Widespread popularity for the procedure could bring a set of problems radiology has seen before, according to Dr. Joseph Ferrucci, radiology chairman at Boston University.

“The prospect that virtual colonoscopy could become radiology’s next (step after) screening mammography is real,” he said during the Caldwell lecture at the American Roentgen Ray Society meeting in May.

It may not come to that.
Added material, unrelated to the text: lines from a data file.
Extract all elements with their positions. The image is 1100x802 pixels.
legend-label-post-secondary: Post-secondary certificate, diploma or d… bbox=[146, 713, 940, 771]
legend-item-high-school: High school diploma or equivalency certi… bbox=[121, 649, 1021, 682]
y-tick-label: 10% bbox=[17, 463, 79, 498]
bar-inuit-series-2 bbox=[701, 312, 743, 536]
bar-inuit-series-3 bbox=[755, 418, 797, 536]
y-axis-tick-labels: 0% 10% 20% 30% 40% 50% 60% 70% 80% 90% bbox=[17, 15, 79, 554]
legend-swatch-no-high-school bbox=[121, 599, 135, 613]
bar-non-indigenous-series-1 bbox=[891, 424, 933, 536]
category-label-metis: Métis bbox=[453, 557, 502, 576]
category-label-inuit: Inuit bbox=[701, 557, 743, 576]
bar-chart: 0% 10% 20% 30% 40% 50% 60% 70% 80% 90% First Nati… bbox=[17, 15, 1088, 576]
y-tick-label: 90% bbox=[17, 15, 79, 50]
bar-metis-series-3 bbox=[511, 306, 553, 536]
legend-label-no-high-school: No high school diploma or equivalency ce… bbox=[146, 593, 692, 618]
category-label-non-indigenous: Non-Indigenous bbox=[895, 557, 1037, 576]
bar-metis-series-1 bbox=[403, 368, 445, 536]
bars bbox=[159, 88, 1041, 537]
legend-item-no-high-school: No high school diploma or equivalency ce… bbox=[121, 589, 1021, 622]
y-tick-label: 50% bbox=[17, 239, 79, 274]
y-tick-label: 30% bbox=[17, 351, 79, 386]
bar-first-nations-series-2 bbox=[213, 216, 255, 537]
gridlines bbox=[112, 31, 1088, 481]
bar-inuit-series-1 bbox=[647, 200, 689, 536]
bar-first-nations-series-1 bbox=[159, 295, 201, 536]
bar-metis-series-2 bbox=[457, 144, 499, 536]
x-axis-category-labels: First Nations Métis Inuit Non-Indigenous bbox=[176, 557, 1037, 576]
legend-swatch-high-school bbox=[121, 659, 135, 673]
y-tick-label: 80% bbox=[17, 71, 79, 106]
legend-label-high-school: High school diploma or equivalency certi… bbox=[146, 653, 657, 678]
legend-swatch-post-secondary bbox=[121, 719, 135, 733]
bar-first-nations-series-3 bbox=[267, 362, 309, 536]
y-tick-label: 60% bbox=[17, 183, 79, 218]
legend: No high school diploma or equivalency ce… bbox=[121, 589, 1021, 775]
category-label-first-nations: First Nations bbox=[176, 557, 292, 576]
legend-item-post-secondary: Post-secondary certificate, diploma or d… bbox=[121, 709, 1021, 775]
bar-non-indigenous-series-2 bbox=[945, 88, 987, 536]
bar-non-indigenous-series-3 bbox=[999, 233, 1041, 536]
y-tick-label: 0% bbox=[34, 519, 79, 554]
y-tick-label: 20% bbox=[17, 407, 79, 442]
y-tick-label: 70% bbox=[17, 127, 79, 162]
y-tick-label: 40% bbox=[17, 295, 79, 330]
Gastroenterologists at Mayo last year published preliminary data on a stool test that may make cancer detection still cheaper and faster. Checking for 18 cancer gene markers in cells that slough off the digestive track, the test appeared to be as accurate as conventional colonoscopy. The population tested was small, however. A positive screen after such a test would still require imaging or other follow-up to find the source of the cells. Meanwhile patients could enjoy the same reassurance they now receive from colonoscopy, regular or virtual—without the prep.